As phones become faster and smarter, they play increasingly important roles in our lives, functioning as our extended memory, our connection to the world at large, and often the primary interface for communication with friends, family, and wider communities. It is only natural that as part of this evolution, we’ve come to entrust our phones with our most private information, and in many ways treat them as extensions of our digital and physical identities.
This trust is paramount to the Android Security team. The team focuses on ensuring that Android devices respect the privacy and sensitivity of user data. A fundamental aspect of this work centers around the lockscreen, which acts as the proverbial front door to our devices. After all, the lockscreen ensures that only the intended user(s) of a device can access their private data.
This blog post outlines recent improvements around how users interact with the lockscreen on Android devices and more generally with authentication. In particular, we focus on two categories of authentication that present both immense potential as well as potentially immense risk if not designed well: biometrics and environmental modalities.
The tiered authentication model
Before getting into the details of lockscreen and authentication improvements, we first want to establish some context to help relate these improvements to each other. A good way to envision these changes is to fit them into the framework of the tiered authentication model, a conceptual classification of all the different authentication modalities on Android, how they relate to each other, and how they are constrained based on this classification.
The model itself is fairly simple, classifying authentication modalities into three buckets of decreasing levels of security and commensurately increasing constraints. The primary tier is the least constrained in the sense that users only need to re-enter a primary modality under certain situations (for example, after each boot or every 72 hours) in order to use its capability. The secondary and tertiary tiers are more constrained because they cannot be set up and used without having a primary modality enrolled first and they have more constraints further restricting their capabilities.
Primary Tier - Knowledge Factor: The first tier consists of modalities that rely on knowledge factors, or something the user knows, for example, a PIN, pattern, or password. Good high-entropy knowledge factors, such as complex passwords that are hard to guess, offer the highest potential guarantee of identity.
Knowledge factors are especially useful on Android becauses devices offer hardware backed brute-force protection with exponential-backoff, meaning Android devices prevent attackers from repeatedly guessing a PIN, pattern, or password by having hardware backed timeouts after every 5 incorrect attempts. Knowledge factors also confer additional benefits to all users that use them, such as File Based Encryption (FBE) and encrypted device backup.
Secondary Tier - Biometrics: The second tier consists primarily of biometrics, or something the user is. Face or fingerprint based authentications are examples of secondary authentication modalities. Biometrics offer a more convenient but potentially less secure way of confirming your identity with a device.
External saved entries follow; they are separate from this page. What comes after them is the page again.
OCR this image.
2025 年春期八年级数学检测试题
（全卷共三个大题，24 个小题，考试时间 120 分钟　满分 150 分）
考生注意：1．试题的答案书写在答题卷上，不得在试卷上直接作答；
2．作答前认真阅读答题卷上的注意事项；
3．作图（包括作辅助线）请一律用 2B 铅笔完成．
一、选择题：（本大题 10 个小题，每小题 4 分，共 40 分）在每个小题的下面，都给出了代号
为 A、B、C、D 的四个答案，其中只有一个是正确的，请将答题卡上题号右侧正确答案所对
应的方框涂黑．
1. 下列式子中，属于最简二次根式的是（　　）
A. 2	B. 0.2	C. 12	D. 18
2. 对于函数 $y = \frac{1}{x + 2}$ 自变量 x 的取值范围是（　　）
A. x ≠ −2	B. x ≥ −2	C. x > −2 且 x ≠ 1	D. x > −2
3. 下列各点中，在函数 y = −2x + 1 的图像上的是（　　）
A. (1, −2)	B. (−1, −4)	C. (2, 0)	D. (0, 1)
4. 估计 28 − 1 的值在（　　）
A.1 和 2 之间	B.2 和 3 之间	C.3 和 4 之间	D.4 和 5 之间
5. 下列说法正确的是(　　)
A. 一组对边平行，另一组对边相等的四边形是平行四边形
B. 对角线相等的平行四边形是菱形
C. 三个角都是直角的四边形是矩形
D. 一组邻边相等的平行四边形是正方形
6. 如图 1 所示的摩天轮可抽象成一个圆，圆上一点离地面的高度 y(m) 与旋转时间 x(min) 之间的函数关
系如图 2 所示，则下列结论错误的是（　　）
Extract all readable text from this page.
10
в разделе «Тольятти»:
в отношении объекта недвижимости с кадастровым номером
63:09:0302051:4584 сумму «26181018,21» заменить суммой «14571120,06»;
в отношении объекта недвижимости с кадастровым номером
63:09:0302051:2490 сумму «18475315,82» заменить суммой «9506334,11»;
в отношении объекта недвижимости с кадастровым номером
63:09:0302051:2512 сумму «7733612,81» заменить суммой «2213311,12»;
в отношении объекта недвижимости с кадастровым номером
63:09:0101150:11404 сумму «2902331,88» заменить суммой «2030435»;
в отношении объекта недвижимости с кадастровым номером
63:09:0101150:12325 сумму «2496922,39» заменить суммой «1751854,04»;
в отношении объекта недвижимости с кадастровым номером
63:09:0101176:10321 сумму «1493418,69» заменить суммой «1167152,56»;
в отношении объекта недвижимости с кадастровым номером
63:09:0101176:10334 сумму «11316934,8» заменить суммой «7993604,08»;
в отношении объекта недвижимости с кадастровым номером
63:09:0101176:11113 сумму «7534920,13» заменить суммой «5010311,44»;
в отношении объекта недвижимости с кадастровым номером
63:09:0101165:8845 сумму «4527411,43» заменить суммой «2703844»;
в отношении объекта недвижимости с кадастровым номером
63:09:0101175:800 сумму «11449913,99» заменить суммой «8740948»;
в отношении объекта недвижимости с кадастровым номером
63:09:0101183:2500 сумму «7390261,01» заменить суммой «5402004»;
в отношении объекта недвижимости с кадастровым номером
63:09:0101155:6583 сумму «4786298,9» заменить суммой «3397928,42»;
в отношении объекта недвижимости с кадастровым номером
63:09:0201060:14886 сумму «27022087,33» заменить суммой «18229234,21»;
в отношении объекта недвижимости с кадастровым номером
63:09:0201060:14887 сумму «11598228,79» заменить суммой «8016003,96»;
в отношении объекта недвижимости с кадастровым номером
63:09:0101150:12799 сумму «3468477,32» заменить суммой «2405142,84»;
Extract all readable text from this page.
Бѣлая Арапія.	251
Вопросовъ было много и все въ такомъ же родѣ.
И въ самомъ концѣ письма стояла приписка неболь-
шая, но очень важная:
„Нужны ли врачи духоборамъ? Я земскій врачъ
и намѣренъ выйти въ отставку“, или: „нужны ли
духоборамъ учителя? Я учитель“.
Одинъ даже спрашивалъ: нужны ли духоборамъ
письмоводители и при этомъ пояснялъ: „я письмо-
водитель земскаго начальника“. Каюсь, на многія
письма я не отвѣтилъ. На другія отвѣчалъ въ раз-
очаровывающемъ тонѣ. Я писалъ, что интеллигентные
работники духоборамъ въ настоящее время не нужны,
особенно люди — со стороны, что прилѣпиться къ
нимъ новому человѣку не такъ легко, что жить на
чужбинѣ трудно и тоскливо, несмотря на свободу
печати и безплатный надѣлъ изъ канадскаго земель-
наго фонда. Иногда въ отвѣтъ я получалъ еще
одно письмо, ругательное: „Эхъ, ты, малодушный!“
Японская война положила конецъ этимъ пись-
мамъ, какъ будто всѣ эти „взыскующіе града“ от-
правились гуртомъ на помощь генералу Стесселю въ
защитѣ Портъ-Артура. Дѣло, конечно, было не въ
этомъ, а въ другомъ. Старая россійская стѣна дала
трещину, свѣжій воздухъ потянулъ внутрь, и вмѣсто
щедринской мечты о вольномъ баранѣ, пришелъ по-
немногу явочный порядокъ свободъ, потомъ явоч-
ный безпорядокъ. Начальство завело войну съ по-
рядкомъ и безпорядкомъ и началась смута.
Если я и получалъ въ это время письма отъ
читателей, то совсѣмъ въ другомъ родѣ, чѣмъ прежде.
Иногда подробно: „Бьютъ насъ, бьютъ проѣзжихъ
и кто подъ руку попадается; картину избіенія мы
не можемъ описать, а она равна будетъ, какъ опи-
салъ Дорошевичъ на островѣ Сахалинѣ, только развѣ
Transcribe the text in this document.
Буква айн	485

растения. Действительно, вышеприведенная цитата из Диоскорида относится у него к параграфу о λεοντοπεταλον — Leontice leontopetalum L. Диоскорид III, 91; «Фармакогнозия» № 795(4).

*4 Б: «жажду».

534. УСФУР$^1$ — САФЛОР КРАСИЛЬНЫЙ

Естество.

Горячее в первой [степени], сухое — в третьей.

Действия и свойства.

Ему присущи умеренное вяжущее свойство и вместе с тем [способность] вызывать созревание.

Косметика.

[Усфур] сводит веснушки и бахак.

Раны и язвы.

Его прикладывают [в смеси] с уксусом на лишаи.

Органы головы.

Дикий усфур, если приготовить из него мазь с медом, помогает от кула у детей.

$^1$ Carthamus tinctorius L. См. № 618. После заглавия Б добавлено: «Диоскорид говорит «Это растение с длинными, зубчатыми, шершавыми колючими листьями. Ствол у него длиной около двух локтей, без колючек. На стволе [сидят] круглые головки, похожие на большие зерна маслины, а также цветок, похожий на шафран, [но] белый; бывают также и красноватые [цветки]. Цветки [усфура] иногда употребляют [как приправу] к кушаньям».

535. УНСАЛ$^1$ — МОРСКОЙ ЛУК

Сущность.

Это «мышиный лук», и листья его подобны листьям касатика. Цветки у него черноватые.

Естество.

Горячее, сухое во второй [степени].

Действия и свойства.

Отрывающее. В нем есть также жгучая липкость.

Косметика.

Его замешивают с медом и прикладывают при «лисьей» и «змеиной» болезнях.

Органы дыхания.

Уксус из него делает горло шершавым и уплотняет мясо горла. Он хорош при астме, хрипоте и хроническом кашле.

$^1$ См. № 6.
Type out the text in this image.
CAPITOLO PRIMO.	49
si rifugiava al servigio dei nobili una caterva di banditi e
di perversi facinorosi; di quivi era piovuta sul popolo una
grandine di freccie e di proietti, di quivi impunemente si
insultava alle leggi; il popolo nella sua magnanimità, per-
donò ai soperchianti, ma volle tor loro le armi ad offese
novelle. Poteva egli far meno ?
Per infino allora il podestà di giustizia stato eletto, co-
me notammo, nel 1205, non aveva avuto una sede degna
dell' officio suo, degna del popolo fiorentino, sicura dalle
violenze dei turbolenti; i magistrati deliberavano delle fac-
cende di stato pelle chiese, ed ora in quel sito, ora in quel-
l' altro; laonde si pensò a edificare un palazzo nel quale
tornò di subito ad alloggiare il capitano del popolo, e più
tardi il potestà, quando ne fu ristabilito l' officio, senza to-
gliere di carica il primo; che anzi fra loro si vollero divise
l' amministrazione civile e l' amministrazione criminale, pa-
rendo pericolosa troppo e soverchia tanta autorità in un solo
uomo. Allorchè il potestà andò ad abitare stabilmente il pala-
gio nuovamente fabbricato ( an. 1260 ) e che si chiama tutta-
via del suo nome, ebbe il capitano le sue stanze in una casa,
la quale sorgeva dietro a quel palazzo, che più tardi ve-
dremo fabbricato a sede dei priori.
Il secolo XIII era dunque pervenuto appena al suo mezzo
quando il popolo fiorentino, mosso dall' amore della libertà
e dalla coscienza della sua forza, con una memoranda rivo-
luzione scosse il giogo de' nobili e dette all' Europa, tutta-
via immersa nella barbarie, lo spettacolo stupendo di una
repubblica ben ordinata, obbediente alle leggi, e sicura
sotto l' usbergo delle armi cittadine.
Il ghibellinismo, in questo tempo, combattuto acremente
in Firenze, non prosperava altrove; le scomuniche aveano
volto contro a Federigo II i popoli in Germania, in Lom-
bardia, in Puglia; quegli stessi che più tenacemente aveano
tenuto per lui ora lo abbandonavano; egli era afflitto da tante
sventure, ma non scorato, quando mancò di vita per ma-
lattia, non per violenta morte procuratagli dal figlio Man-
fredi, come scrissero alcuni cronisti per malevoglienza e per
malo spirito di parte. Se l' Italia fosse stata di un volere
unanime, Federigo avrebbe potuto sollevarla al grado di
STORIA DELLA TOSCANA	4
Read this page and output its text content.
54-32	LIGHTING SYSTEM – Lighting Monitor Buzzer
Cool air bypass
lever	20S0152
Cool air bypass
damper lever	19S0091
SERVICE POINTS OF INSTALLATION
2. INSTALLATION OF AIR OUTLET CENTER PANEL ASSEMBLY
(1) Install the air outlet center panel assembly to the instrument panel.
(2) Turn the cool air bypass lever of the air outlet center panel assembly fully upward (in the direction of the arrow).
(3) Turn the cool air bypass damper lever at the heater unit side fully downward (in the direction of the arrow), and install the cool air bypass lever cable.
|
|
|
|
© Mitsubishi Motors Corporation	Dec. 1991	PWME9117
We will delve into Android biometrics in the next section.
The Tertiary Tier - Environmental: The last tier includes modalities that rely on something the user has. This could either be a physical token, such as with Smart Lock’s Trusted Devices where a phone can be unlocked when paired with a safelisted bluetooth device. Or it could be something inherent to the physical environment around the device, such as with Smart Lock’s Trusted Places where a phone can be unlocked when it is taken to a safelisted location.
Improvements to tertiary authentication
While both Trusted Places and Trusted Devices (and tertiary modalities in general) offer convenient ways to get access to the contents of your device, the fundamental issue they share is that they are ultimately a poor proxy for user identity. For example, an attacker could unlock a misplaced phone that uses Trusted Place simply by driving it past the user's home, or with moderate amount of effort, spoofing a GPS signal using off-the-shelf Software Defined Radios and some mild scripting. Similarly with Trusted Device, access to a safelisted bluetooth device also gives access to all data on the user’s phone.
Because of this, a major improvement has been made to the environmental tier in Android 10. The Tertiary tier was switched from an active unlock mechanism into an extending unlock mechanism instead. In this new mode, a tertiary tier modality can no longer unlock a locked device. Instead, if the device is first unlocked using either a primary or secondary modality, it can continue to keep it in the unlocked state for a maximum of four hours.
A closer look at Android biometrics
Biometric implementations come with a wide variety of security characteristics, so we rely on the following two key factors to determine the security of a particular implementation:
Architectural security: The resilience of a biometric pipeline against kernel or platform compromise. A pipeline is considered secure if kernel and platform compromises don’t grant the ability to either read raw biometric data, or inject synthetic data into the pipeline to influence an authentication decision.
Spoofability: Is measured using the Spoof Acceptance Rate (SAR). SAR is a metric first introduced in Android P, and is intended to measure how resilient a biometric is against a dedicated attacker. Read more about SAR and its measurement in Measuring Biometric Unlock Security.
We use these two factors to classify biometrics into one of three different classes in decreasing order of security:
Class 3 (formerly Strong)
Class 2 (formerly Weak)
Class 1 (formerly Convenience)
Each class comes with an associated set of constraints that aim to balance their ease of use with the level of security they offer.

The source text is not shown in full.